Wunderbare Landschaften

Ist es nicht schön, dass sich unsere Einstellung zum Garten ständig wandelt und die Gärten seit ein paar Jahrzehnten immer naturnäher werden dürfen? Auch das ist natürlich eine Kunst und hat mit einfach wachsen lassen gar nicht so viel zu tun! Wichtig ist, wie man es macht! Wenn der Standort stimmt, man zur richtigen Zeit die richtigen Pflanzen zueinander gesellt und in der ersten Zeit die Unkräuter in Schach hält, dann entsteht mit ein bisschen Glück eine wunderbare Landschaft - und die muss gar nicht groß sein, aber sie darf es. Mit Gräsern lassen sich nämlich auch gut weite Flächen bespielen, wie man immer öfter auch im öffentlichen Grün der Städte sehen kann.

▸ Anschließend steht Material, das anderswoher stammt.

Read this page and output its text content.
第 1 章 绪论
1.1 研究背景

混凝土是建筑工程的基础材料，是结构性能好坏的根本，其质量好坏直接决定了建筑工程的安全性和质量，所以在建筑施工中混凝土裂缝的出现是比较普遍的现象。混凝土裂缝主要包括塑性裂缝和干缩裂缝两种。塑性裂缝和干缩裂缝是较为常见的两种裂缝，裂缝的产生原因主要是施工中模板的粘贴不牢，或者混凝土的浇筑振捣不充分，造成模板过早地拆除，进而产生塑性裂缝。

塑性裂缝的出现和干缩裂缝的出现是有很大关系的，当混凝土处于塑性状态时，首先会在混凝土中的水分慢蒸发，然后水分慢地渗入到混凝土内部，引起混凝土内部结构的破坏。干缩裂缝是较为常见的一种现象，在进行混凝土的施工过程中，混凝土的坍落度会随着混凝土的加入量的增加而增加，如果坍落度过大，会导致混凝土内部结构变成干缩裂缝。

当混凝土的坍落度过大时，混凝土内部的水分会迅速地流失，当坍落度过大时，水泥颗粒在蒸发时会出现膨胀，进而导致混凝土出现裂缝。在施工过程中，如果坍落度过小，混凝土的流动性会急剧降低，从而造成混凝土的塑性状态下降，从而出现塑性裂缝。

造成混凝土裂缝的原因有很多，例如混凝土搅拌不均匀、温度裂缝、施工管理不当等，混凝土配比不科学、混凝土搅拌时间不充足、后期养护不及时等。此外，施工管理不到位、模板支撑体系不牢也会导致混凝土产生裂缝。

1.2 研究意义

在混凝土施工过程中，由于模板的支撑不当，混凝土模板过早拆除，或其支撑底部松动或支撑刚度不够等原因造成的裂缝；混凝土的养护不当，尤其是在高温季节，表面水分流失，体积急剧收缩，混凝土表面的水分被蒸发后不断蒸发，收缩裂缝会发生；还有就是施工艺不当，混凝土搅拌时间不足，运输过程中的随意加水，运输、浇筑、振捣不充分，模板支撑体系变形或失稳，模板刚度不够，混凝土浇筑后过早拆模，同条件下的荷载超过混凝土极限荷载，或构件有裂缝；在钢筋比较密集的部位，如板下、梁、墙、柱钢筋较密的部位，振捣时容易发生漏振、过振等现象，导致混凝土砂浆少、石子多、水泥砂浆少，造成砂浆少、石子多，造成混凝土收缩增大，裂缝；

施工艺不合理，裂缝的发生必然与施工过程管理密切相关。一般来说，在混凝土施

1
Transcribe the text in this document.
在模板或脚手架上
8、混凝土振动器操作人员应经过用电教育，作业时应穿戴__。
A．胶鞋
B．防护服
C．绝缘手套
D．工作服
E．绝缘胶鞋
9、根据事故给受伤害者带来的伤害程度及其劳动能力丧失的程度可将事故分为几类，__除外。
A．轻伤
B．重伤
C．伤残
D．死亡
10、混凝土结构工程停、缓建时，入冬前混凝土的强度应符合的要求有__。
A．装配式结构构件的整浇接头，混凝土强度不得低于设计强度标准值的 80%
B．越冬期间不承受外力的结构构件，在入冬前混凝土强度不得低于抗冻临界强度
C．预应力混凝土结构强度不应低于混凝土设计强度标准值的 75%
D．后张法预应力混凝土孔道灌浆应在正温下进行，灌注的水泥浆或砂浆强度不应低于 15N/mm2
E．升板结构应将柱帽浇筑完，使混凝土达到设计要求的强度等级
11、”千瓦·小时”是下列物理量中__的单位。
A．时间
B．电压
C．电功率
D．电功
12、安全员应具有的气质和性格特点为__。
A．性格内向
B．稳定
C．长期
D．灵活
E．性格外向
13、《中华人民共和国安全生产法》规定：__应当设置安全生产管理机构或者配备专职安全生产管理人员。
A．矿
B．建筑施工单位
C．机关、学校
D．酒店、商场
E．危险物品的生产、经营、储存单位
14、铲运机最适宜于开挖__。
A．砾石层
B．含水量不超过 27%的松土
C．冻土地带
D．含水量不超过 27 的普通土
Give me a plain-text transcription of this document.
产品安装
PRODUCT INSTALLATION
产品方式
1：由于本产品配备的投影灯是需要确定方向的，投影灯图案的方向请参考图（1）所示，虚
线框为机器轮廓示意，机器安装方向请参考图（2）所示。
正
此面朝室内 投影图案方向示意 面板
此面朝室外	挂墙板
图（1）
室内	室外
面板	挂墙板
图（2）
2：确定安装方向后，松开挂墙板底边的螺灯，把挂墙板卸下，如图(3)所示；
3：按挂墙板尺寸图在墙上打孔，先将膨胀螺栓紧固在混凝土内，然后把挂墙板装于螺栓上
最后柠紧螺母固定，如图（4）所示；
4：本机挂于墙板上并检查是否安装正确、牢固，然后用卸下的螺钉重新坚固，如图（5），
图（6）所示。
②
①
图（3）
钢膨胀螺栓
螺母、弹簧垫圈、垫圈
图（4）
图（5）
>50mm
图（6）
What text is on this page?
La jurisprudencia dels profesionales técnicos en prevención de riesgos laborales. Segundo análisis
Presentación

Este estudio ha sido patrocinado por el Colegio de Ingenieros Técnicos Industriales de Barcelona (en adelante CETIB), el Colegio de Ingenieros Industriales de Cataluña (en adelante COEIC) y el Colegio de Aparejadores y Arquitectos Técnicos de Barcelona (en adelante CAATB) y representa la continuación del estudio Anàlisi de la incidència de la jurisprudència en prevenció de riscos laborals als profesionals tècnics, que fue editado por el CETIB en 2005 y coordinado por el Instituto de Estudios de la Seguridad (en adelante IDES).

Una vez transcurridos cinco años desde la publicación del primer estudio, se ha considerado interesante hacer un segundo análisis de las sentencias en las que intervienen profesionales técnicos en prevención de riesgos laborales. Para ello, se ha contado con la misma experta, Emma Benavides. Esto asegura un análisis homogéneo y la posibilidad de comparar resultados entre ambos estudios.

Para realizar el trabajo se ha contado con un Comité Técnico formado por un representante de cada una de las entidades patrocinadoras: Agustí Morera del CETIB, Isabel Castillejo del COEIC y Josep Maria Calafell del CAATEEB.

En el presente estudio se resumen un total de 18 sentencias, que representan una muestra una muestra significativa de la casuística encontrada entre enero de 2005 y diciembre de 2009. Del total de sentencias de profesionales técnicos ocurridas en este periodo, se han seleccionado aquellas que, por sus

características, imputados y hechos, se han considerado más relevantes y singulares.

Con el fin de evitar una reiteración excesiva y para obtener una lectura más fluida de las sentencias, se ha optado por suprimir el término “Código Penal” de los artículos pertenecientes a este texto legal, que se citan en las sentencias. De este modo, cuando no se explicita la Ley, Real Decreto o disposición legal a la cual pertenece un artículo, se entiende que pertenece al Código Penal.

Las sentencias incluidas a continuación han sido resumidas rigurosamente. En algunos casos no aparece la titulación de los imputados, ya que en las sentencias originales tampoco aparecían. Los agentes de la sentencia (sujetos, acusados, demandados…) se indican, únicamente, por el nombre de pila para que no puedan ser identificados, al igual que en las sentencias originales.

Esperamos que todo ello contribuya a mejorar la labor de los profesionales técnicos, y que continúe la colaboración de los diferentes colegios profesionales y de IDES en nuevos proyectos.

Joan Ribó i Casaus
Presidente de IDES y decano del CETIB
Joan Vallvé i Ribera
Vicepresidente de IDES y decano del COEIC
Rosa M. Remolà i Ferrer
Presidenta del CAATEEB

Eine Gattung, die äußerst vielseitig ist und sehr viel mit sich machen lässt, ist Miscanthus, das Chinaschilf, mit vielen Arten, die sehr unterschiedlich aussehen können. Manche davon werden wie Mais mehr als mannshoch und wurden früher mit Lehm als stabilisierendes Gerüst für den Gebäude- und Mauerbau genutzt; manche geben wunderbare Solitaire in Vorgärten, andere schaffen auch hochwüchsig bewegte und seidige Gartenbilder und wieder andere gedeihen sogar im Kübel auf Balkon und Terrasse. Miscanthus ist wirklich ein Tausendsassa. Das Chinaschilf gehört für viele zu den schönsten Ziergräsern überhaupt, es stammt wie der Name vermuten lässt ursprünglich aus Ostasien und gehört zu den Süßgräsern.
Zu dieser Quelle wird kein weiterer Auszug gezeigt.